Однако я подхватываю её и целую её в эти сочные и пухлые губки, которые так мягки и податливы, как и всё это существо по имени Марта. Она истинная женщина!
И в этот момент мне кажется, что все блаженства мира сего открылись для меня
Но неожиданно Марта вскакивает, кидается к входной двери и быстро запирает её на ключ. Об остальном она и не беспокоится, наверное её папахен уже спит или дошёл до нужной кондиции. Она подходит ко мне, упирается тугими сосками в мою грудь, а затем вдруг поворачивается ко мне спиной и я развязываю мелкие узелки её платья. И тут она сама скидывает его, начав с подола и остаётся в шёлковой тонкой рубашке, которая прозрачна так, что виден в её сокровенной части чёрный все притягательный треугольник, ради которого многие мужчины согласны на любое действие, если вобьют в свою бедную несчастную голову, что только в этом и заключается земное счастье.
Я целую её лицо, глаза, уши, грудь, она стонет и истекает своим страстным призывным стоном, её лоно с неистовством первой страсти призывает меня, я вхожу в него с наслаждением и тут окончательно теряю себя....
Вот они, миги Земного блаженства!
Мне очень нравится её молодое, пухленькое тело, которое не удалил бы от себя сам Рафаэль; будь он её свидетелем, он оставил бы её в веках в виде одного из своих прекрасных полотен.
Тогда, по окончании своего альма матер я был очень и очень молод, здоровьем, которое только начало выходить из меня во всех мыслимых возможностях.
Поэтому мы с Мартой занимались любовью до самого утра, лишь делая перерывы, чтобы заправиться папашином элем и его же ветчинкой с французской булочкой впридачу.
Марта уже перестала меня стесняться и ласкалась ко мне и делала всё, чтобы я ни попросил, и это было великолепно.
Эх, и хорошо же жить на белом свете, особенно, когда ты молод и здоров!
Я возвращаюсь домой, падаю на свою постель, и мне сразу же снится сон, в котором Марта гонится за мной, а я безнадёжно пытаюсь от неё удрать.
Марта почти голая, в своём прозрачном шёлковом платье, под которым, вздымаются, колыхаясь, точно волны небольшого трёхбалльного шторма, груди, очень скоро настигает меня и хватает…
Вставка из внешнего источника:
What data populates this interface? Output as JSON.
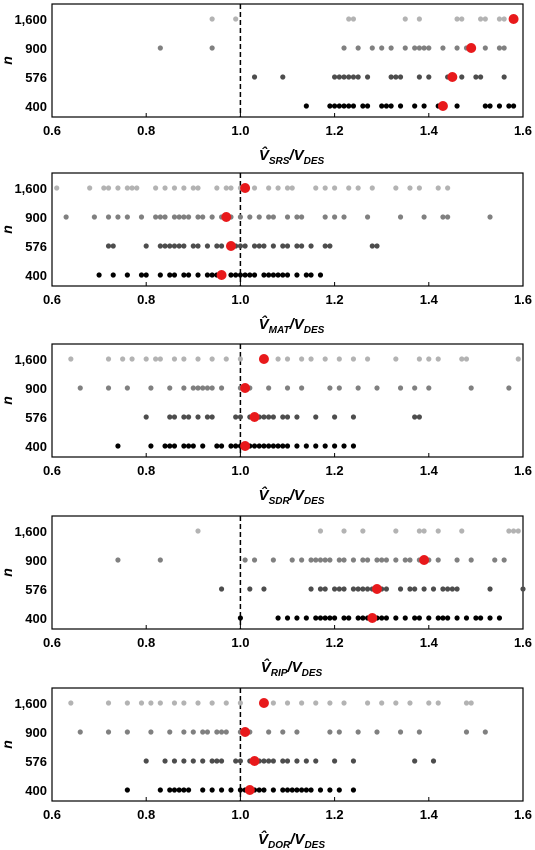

И тут я немедленно уменьшаюсь в размерах так, что мгновенно становлюсь таким маленьким, что одна её грудь более меня раза в три.
Она зажимает меня двумя своими сиськами и перекатывает туда сюда, смеясь и хохоча. Только вот мне уже почему то не до смеха. Её огромные груди пахнут слащавым женским потом и ещё чем то, что я пока не понимаю, и, наконец, мне просто становится плохо и хочется провалиться вниз, чтобы ничего этого не видеть.
И вдруг моё желание провалиться внезапно исполняется. Она хватает меня одной рукой, другой раздвигает своё лоно и направляет меня в него.
Здесь меня охватывает дикий ужас, на лицо и тело спадает какая то вязкость, я пытаюсь кричать и звать на помощь (вот уж интересно, кого именно?), но всё это безполезно и моё тело окутывает темнота; но тут вдруг ужас и страх почему то сменяются невыразимым блаженством, всё моё маленькое тело погружается в это блаженство и исчезает там, где нет верха и низа, а есть только безмолвная истина самого бытия.
Это потрясающее блаженство всё усиливается и я забываю себя, и проваливаюсь в пустоту мира или пустоту утробы, что сейчас не имеет никакого значения, и полностью теряю своё существование.